Monsieur le Président,
Chers collègues,

Avons-nous besoin d’une journée, d’une date, d’un moment préciser pour lutter, se battre, défendre une cause qui nous est chère ?

Le 4 février pour la journée mondiale contre le cancer ;
Le 8 mars pour la journée internationale des droits des femmes ;
Le 22 mai pour la journée internationale de la biodiversité ;
Le 19 août pour la journée mondiale de l’aide humanitaire ;
Et des centaines d’autres encore.

Il existe même une journée mondiale de la tortue (23 mai), des émojis (17 juillet), du café (1er octobre) ou du pain (16 octobre).

Mais la date qui nous intéresse aujourd’hui, est celle du 25 novembre : journée internationale pour l’élimination des violences à l’égard des femmes, cause pour laquelle Mme Lecordier s’investit tout particulièrement.
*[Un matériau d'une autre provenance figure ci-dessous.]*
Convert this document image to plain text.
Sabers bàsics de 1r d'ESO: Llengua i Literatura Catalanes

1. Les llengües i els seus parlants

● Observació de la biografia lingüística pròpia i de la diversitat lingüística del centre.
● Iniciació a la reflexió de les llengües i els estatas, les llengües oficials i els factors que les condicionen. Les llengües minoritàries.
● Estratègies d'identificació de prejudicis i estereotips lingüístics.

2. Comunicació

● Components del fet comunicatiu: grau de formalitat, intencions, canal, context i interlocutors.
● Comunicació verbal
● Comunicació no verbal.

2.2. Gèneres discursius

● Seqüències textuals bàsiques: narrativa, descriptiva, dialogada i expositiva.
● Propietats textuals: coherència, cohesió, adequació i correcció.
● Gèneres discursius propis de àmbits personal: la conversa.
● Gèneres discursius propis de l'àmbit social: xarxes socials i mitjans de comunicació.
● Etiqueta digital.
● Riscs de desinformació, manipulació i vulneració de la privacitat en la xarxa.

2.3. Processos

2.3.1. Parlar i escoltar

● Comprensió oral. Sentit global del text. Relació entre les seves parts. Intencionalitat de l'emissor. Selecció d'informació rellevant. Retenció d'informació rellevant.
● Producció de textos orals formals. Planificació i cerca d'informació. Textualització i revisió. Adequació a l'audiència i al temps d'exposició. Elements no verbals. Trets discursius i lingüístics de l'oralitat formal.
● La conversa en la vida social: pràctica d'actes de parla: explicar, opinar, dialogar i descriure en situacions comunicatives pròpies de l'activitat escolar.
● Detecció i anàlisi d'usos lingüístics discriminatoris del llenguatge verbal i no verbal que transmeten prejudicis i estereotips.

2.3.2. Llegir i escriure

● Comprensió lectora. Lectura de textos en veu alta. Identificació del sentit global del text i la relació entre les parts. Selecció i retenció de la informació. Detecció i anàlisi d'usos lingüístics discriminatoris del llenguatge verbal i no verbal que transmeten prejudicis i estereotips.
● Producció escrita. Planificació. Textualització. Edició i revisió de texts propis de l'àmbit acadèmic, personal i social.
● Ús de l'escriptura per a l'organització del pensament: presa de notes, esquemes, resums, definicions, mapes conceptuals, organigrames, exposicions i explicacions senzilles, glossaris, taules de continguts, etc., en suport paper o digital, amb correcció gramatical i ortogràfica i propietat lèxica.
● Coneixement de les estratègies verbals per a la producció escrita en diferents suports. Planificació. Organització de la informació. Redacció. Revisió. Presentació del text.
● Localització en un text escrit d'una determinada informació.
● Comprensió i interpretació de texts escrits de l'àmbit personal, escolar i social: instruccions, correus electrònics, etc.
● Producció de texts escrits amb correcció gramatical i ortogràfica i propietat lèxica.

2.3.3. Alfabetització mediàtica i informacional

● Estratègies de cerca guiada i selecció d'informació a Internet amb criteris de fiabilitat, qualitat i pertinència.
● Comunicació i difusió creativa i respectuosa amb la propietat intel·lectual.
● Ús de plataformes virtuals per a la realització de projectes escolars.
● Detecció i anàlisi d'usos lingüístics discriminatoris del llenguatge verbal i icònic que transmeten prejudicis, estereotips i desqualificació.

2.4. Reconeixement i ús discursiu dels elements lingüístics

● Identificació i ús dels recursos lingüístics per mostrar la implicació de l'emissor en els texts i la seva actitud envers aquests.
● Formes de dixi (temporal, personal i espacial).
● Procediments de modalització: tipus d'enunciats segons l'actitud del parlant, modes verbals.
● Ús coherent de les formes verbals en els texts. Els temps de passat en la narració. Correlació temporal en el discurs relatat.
Le ruban blanc que vous avez accepté de porter trouve son origine au Canada en 1991, porté lors d’une campagne par les hommes désireux de contribuer à une société où les femmes ne sont plus victimes. A l’occasion de la 43ème cérémonie des César 2018, plus de 1700 personnes l’ont porté, une façon simple et silencieuse d’exprimer sa solidarité. Ce que nous faisons à notre tour aujourd’hui. 

Alors je repose la question : avons-nous besoin d’une journée ?
Notre responsabilité n’est-elle pas au contraire de porter ces combats tout au long de l’année, chaque jour et chaque minute ? Collectivement, notre réponse ne sera que oui.

Pour une seule et simple raison : c’est que les chiffres mondiaux parlent d’eux-mêmes : 
- Une femme sur trois est victime de violence au cours de sa vie
- Une fille mineure est mariée de force toute les 2 secondes, soit 40 000 par jour
- Plus d’un pays sur deux ne condamne pas le viol conjugal
- Plus de 125 millions de filles et de femmes vivent avec des séquelles de mutilations génitales

Et la France n’est pas épargnée… 

137, c’est le nombre de féminicides qui ont eu lieu depuis le début de l’année 2019 dans notre pays. Et je voudrai pour éclairer mes propos laisser défiler l’ensemble de ces noms à la lecture de tous.

En effet, une femme meurt en moyenne tous les deux jours sous les coups de son conjoint ou ex-conjoint ; un quart des violences ont lieu dans le contexte d’une séparation ; dans plus de 60% des cas, les violences ont commencé dès le début de la vie commune…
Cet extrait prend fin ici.